I got my arm stuck in a pair of skinny jeans the other day. There I was, steadily working my way through a quantity of laundry that might have you thinking we’re a family of seventeen. This is because - well, yeah, I hate doing laundry so it does tend to accumulate - but also because my daughter likes to surprise me.
Freshly laundered clothes make their way to her room where they occupy a basket in the middle of her floor. There they stay. As she requires something, she simply reaches into the basket and yanks it out, thereby unfolding whatever is on top of it. Should she change her mind about what to wear, she will simply let that first article drop to the basket. Likewise whatever she’s taken off at the end of the day. Within 48 hours, it is impossible to distinguish clean from dirty, worn from unworn. When orders are issued for her to clean up her room, she gathers the entire monstrous bulk, irrespective of its cleanliness, and drops it into (and onto, and around) the laundry basket. This bounty of soiled clothing typically appears as I’m congratulating myself on having completed the laundry; suddenly, there it is, like a really perverse take on presents under the tree. Surprise!
Now, all this applies only to clothing in her room. On any given day, we can engage in a scavenger hunt of sorts with the clothing she deposits in her wake as she moves through the house. Diva’s technique for removing articles of clothing can best be described as peeling, so whatever we find is invariably inside-out with the real surprises still waiting to be discovered: bits of food, still-wet paint, mangled up band-aids, bubblegum and things I don’t even want to think about that make her socks all stiff and crunchy. Even the dogs have gotten in on the fun; our younger dog regularly makes off with socks and underwear to enjoy at his leisure in the yard, so when searching for my daughter’s clothing, I can’t forget to go have a look in the holes out back.
All of this makes an already odious job worse. A couple of months back, Diva took laundry matters into her own hands; she gathered a handful of essentials and marched them down to the washer. She washed them, dried them, and (smugly) retrieved them. We showered her with praise for showing initiative, for being responsible, for being helpful, for being mature, clever, fashionable and beautiful (if you can’t make as big a fuss over good behavior as bad, you shouldn't be parenting). A couple of days later, she did it again - and the house filled with the smell of mildew. Investigating, I learned that three days earlier, she had found the washer occupied. Ditto the dryer. No prob: she’d simply emptied both and dumped the lot onto a basket of dirty laundry. This time, she'd spied a couple of items she thought to include in her new wash so they went into the dryer...having had a few days to get nice and mildewy.

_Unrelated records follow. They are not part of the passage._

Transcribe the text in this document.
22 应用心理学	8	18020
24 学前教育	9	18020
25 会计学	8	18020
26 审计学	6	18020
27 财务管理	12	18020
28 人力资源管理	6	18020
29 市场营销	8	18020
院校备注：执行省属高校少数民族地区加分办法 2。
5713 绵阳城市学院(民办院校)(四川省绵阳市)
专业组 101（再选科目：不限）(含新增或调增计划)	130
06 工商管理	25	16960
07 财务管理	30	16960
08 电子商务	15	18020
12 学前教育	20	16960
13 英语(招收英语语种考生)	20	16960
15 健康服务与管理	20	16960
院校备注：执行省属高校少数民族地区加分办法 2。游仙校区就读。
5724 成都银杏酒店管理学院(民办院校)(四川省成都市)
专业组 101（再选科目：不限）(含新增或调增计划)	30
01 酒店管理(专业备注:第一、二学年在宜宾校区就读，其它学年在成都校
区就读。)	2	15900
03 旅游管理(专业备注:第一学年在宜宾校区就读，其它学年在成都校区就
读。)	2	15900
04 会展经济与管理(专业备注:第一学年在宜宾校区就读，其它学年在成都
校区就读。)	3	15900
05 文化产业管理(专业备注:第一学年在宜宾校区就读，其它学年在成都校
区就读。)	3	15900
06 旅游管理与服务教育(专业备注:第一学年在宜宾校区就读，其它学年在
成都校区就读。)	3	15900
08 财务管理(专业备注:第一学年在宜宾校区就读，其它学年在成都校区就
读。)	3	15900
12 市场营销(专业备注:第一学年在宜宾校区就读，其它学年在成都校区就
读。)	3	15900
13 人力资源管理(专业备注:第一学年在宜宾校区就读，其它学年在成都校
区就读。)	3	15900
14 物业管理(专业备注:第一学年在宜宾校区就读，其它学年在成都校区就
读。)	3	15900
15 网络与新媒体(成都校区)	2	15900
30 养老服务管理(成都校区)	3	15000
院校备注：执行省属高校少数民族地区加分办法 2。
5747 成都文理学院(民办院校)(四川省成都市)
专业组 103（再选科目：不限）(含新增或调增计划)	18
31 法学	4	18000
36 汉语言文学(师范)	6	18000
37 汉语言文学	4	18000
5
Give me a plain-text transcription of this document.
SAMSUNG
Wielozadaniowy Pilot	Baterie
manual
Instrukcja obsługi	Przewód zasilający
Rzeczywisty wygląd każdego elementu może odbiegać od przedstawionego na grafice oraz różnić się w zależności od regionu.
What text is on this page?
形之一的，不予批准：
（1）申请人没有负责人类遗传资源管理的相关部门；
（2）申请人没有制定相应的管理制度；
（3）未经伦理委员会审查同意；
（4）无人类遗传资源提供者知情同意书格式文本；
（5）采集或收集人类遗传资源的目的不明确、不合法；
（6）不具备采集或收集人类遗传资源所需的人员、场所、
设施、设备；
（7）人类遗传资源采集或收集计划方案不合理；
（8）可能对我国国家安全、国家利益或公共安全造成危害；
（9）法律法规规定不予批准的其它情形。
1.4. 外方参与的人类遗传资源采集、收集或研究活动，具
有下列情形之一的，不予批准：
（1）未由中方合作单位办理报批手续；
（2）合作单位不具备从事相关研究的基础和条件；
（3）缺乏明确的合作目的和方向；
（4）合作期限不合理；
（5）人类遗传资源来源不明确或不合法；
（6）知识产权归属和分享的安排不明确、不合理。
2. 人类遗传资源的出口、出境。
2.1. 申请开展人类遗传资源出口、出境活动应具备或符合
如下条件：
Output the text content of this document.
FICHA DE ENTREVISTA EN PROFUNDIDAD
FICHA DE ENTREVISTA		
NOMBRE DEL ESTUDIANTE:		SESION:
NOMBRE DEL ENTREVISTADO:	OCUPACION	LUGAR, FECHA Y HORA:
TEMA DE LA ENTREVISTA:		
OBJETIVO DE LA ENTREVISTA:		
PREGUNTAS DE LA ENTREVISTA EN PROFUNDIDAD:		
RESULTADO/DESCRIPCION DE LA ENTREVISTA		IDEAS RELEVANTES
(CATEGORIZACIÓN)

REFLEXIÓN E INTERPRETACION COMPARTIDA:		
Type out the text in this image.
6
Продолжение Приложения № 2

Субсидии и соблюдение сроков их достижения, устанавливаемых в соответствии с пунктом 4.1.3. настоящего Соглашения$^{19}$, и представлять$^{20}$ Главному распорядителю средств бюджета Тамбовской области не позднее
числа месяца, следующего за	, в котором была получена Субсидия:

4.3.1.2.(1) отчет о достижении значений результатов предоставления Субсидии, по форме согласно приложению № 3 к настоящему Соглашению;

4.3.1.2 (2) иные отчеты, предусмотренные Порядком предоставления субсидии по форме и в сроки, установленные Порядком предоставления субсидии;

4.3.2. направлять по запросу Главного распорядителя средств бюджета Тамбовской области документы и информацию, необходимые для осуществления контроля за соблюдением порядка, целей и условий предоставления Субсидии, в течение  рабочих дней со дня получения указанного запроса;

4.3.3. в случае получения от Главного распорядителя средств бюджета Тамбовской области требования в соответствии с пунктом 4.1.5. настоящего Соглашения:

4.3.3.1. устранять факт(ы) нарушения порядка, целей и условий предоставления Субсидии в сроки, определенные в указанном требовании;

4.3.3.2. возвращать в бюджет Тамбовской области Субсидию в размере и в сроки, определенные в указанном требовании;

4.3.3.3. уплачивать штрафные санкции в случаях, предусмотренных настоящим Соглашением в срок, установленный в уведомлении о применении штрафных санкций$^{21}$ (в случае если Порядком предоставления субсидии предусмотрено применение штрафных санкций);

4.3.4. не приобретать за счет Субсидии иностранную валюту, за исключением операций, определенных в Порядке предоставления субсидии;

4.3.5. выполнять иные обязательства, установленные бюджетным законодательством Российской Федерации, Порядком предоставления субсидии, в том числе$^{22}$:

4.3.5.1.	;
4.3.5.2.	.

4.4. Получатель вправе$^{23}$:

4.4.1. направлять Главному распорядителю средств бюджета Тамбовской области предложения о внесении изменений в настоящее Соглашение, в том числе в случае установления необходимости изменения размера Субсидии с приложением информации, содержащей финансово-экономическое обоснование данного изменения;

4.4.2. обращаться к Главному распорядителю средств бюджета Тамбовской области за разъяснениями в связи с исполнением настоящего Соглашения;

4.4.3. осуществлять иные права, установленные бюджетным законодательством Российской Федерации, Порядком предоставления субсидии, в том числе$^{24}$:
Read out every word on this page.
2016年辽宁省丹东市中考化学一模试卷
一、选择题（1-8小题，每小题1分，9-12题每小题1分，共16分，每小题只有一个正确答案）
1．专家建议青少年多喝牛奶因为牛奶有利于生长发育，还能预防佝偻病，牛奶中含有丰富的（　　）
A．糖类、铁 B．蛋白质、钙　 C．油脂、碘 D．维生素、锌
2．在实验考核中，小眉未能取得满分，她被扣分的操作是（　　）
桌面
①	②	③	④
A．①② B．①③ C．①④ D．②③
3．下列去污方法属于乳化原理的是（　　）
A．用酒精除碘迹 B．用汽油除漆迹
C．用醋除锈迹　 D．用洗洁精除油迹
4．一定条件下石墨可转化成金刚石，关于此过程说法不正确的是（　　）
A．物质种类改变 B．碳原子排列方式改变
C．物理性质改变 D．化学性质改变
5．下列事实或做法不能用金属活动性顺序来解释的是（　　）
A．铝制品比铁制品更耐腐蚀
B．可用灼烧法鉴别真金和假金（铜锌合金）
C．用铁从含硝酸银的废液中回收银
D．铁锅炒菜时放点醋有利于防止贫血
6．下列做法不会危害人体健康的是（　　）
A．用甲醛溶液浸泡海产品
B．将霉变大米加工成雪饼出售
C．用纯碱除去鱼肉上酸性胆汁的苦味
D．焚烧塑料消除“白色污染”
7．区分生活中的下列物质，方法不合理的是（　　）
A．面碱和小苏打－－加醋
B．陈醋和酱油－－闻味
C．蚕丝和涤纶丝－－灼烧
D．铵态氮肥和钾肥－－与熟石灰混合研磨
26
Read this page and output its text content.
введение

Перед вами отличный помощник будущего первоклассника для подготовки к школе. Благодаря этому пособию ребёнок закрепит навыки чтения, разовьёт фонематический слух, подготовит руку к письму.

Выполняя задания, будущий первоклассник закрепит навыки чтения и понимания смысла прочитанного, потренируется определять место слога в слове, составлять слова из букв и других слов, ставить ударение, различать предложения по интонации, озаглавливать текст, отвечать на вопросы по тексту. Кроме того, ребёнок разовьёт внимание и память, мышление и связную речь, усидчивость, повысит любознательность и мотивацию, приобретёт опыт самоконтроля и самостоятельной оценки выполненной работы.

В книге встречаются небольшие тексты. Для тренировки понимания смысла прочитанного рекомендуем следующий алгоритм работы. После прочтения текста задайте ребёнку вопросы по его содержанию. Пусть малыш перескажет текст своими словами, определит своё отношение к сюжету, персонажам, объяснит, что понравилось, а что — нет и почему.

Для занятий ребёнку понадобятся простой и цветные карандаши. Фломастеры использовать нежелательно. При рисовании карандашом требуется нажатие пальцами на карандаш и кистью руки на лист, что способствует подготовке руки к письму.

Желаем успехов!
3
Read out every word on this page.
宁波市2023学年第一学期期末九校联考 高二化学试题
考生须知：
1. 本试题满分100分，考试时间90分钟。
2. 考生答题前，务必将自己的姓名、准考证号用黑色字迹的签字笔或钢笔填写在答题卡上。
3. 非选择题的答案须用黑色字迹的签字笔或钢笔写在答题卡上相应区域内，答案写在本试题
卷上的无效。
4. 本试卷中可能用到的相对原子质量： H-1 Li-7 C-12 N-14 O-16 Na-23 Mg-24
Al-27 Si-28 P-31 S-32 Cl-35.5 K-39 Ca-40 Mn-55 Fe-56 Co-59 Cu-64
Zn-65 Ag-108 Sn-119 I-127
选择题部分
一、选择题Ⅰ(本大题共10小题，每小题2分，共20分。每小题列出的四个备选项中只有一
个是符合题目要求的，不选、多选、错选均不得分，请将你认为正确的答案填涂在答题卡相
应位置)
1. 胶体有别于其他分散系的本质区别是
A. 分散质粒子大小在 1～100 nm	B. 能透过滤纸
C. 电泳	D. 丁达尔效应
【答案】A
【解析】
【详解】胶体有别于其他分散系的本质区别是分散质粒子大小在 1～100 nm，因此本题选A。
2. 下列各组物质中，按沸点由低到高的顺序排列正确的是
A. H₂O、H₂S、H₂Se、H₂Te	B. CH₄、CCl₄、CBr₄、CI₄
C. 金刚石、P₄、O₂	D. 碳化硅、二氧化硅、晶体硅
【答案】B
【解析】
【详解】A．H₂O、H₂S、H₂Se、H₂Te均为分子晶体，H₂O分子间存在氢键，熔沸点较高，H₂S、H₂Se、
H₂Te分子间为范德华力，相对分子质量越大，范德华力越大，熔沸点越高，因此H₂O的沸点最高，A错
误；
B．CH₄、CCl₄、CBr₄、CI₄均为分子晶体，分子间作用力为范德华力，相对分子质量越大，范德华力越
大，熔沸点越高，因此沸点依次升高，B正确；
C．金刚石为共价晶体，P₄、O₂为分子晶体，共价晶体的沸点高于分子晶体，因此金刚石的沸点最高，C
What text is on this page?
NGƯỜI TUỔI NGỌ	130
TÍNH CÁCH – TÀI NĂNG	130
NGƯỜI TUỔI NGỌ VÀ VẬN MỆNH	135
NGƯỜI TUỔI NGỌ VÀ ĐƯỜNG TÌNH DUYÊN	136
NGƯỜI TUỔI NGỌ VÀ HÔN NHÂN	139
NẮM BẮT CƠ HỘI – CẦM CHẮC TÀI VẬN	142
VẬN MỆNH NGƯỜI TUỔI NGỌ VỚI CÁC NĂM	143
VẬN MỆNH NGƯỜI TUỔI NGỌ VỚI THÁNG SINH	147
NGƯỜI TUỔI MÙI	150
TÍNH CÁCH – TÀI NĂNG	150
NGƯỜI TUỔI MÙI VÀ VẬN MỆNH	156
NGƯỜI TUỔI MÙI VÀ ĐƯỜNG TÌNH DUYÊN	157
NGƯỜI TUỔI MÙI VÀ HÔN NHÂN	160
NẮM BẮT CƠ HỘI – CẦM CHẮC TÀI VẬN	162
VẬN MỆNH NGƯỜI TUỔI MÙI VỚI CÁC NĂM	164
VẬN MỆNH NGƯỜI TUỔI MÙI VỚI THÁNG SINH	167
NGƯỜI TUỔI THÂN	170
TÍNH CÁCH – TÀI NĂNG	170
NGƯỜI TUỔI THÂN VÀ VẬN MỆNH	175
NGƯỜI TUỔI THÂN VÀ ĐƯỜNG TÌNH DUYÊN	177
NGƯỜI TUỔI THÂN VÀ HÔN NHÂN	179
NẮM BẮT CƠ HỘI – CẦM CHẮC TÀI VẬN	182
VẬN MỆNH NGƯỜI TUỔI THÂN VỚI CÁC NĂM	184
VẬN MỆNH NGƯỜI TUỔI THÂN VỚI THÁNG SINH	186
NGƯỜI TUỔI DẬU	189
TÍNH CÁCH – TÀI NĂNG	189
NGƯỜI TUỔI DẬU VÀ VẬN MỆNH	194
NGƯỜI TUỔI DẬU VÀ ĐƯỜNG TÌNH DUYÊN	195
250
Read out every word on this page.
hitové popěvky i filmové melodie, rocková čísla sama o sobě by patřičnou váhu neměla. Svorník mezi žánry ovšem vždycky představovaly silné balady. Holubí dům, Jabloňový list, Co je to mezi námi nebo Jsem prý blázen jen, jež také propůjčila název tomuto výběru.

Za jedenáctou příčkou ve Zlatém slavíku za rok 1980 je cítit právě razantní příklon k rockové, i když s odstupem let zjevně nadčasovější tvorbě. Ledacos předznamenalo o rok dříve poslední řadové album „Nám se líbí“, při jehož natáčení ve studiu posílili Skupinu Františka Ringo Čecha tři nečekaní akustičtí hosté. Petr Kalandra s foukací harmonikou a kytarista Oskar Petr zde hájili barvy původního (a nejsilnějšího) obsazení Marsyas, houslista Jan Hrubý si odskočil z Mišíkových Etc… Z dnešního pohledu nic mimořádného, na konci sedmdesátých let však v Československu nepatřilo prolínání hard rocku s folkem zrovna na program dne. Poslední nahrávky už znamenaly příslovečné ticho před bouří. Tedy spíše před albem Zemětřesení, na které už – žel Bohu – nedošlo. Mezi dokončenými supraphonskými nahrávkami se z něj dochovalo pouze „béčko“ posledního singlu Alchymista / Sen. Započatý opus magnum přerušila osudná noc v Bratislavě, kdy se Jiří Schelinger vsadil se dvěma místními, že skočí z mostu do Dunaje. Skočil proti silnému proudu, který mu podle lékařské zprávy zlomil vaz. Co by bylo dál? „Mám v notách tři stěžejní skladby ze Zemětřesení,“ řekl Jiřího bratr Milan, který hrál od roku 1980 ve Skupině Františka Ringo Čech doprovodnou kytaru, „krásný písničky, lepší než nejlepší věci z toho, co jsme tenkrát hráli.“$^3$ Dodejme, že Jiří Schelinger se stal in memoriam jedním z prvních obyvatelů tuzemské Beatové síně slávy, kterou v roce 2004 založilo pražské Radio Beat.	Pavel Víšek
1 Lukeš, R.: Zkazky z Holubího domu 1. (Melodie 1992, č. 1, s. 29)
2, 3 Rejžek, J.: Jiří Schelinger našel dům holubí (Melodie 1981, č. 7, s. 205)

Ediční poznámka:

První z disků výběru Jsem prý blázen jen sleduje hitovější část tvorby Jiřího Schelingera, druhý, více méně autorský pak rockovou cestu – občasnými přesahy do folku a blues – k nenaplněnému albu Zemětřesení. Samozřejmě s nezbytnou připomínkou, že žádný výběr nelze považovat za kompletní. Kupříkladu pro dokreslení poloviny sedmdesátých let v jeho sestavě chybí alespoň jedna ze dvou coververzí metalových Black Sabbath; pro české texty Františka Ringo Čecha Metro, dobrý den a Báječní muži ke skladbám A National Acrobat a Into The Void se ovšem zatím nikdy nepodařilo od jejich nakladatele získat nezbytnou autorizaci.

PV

So here I am, back on laundry detail. Reaching into a pair of my daughter’s inside-out skinny jeans, I get my arm stuck. Granted, I’m a little over my optimal weight, but not by that much - I’m a former jock and can still be roughly described as “lean-ish”; nevertheless, there I was, stuck in a pair of skinny jeans. The damn things wouldn’t let go and gripped my arm like a giant Chinese finger puzzle.
The thoughts that chased each other through my head at such a moment ranged from “dammit, how many times have I asked/nagged/shouted at her to turn the *#@ things right-side out before dumping them in the laundry?” to “just how skinny is my child?” to “do jeans need to be this skinny?” and “thank God neither child is nearby with a camcorder.” Between fuming and laughing at my predicament, I took deep steadying breaths and did what my daughter does: I peeled.
I figure there’s a better than even chance she’ll notice in a few days that I’m no longer washing inside-out skinny jeans.